What is the use case of require-jquery.js other than include jquery.js before require.js?

That's pretty much it. It makes require(['jquery'], ...) work without screwing up the "on DOM ready" event etc. I'm using it in a project, but I'll experiment with kicking it out soon. It's kind of an antipattern to bundle the two together, especially when you don't want to upgrade both at once. I'll follow up here if I succeed :)

An alternative to the data-almond syntax could be to have a version of almond in builder through npm, which would replace requirejs when --almond is set. If a value to that switch is set to a path to almond.js this is the version that will be used, so people can override the bundled version.

Hmm, couldn't that turn into a versioning nightmare? I think the user should be in control of exactly which version of almond.js gets injected.

Munter commented 11 years ago

That's pretty much it. It makes require(['jquery'], ...) work without screwing up the "on DOM ready" event etc. I'm using it in a project, but I'll experiment with kicking it out soon. It's kind of an antipattern to bundle the two together, especially when you don't want to upgrade both at once. I'll follow up here if I succeed :)

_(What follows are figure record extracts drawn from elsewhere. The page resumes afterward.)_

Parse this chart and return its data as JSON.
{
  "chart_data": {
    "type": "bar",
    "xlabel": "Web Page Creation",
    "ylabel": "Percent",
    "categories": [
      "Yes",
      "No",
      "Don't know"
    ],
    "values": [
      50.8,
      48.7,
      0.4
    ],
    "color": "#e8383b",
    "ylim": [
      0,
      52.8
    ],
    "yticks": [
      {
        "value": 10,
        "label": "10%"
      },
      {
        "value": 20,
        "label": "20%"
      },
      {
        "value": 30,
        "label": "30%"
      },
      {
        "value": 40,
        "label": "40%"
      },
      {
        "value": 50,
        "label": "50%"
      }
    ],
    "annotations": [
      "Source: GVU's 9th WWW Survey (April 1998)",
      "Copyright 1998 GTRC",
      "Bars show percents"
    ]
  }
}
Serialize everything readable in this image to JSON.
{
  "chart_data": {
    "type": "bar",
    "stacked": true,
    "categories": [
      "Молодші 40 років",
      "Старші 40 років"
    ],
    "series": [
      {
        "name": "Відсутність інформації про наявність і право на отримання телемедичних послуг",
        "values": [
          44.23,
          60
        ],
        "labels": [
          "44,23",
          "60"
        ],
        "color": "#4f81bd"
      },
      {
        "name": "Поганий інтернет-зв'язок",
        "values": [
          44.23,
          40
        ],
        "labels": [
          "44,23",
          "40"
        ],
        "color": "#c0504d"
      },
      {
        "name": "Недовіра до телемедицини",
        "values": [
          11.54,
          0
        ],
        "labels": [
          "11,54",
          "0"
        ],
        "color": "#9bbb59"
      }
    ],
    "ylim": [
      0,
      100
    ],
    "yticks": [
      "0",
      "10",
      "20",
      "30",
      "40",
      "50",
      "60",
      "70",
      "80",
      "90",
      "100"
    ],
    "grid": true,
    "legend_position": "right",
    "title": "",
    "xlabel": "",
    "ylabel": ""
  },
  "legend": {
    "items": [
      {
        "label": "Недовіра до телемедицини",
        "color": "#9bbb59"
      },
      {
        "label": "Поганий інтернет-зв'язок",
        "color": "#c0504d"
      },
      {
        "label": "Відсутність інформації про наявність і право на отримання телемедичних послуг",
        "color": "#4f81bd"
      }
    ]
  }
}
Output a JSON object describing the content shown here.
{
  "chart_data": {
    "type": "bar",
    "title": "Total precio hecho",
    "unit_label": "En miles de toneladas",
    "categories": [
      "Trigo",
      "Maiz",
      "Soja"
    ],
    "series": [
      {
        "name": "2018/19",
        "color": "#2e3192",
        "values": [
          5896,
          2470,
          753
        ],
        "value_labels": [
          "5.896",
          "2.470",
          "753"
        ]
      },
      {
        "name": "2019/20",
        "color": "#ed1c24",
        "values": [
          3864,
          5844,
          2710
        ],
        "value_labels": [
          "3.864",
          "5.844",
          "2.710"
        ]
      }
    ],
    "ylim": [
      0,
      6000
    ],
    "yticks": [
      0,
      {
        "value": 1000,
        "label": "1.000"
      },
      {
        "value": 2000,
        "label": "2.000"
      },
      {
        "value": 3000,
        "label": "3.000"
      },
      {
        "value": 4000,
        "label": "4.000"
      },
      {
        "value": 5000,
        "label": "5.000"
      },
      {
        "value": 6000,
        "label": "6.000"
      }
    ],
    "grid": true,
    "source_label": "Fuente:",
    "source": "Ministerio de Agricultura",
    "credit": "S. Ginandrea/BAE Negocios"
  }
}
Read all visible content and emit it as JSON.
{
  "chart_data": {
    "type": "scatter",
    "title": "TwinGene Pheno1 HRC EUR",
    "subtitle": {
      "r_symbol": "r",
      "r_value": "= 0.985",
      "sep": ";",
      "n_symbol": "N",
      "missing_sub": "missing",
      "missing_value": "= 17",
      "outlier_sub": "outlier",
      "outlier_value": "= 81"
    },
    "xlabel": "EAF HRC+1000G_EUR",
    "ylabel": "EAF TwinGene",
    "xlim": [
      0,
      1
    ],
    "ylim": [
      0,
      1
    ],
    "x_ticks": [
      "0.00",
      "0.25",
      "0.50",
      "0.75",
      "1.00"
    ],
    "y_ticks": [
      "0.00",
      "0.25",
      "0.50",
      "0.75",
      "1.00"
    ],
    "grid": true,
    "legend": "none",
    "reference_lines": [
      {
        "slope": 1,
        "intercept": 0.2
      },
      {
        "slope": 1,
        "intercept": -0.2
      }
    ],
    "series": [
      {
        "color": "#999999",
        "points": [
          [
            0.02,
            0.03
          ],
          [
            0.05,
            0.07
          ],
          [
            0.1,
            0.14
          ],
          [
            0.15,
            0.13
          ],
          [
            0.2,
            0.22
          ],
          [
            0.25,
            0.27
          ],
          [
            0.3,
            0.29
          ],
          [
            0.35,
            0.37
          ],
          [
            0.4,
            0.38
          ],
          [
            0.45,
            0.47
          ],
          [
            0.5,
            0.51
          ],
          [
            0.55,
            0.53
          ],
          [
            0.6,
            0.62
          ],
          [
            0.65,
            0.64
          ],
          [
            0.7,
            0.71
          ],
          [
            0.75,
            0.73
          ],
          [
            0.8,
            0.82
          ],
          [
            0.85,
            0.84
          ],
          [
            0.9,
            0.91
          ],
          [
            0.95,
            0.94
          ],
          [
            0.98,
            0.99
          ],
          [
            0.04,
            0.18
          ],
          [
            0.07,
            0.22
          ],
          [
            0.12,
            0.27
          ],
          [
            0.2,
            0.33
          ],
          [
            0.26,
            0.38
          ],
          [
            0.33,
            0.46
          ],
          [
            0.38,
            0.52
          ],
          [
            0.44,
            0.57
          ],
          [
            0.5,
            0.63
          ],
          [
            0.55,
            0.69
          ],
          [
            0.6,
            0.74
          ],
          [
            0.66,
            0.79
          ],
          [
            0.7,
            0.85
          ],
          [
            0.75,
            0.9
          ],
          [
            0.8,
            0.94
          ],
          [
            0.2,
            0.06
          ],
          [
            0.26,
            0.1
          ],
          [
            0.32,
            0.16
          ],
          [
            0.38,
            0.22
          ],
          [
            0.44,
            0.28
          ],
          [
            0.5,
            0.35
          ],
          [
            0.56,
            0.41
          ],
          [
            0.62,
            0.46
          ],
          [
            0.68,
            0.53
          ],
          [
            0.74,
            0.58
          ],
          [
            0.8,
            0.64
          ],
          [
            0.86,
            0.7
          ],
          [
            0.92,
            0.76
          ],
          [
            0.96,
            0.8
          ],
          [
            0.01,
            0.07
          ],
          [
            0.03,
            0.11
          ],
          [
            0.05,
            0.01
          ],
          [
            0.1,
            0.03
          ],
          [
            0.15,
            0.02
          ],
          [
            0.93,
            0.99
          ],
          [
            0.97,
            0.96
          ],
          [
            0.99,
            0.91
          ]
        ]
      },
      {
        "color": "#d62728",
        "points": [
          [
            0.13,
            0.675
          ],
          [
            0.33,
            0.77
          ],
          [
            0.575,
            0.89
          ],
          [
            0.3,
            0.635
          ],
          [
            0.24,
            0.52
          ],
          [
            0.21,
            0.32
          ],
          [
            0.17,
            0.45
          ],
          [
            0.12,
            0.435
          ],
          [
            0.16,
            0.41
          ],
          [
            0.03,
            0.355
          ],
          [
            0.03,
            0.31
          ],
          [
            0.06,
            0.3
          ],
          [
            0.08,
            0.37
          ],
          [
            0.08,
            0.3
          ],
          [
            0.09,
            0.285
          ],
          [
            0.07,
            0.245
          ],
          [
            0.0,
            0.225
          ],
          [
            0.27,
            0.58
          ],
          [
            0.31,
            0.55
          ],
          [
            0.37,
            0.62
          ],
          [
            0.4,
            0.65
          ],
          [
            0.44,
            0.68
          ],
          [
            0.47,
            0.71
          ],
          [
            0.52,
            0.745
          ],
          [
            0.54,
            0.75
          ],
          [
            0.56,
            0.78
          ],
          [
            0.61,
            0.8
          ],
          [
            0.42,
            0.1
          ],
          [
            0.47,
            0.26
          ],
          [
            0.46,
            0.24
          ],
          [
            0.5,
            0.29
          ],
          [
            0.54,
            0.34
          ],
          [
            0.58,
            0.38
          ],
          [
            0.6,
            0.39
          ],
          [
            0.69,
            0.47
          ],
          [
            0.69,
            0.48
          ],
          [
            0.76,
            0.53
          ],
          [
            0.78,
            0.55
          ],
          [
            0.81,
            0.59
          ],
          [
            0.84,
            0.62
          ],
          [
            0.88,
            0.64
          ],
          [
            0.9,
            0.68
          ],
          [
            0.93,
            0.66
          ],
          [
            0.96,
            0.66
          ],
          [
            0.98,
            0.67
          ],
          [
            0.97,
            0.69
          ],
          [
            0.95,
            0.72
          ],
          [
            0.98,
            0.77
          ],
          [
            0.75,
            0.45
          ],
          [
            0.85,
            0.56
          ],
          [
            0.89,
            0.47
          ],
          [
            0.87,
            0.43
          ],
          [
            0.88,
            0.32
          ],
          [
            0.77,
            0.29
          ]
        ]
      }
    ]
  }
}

I'm pretty sure work has been done so you can just configure jquery as a target path in require.config() and it will work out of the box. jrburke has been feeding back stuff to jquery to make them interoperable.

Hmm, couldn't that turn into a versioning nightmare? I think the user should be in control of exactly which version of almond.js gets injected.

The user would be in control if they use --almond /path/to/my/almond.js in the described case.

japboy commented 11 years ago

+1

Munter commented 11 years ago

I've given this a bit more thought and am leaning toward the declarative html-attribute definition now. I propose this:

<script src="require.js" data-main="main" data-assetgraph-almond="almond.js"></script>

Without a command line switch. If the attribute is there, just replace with almond and don't look back.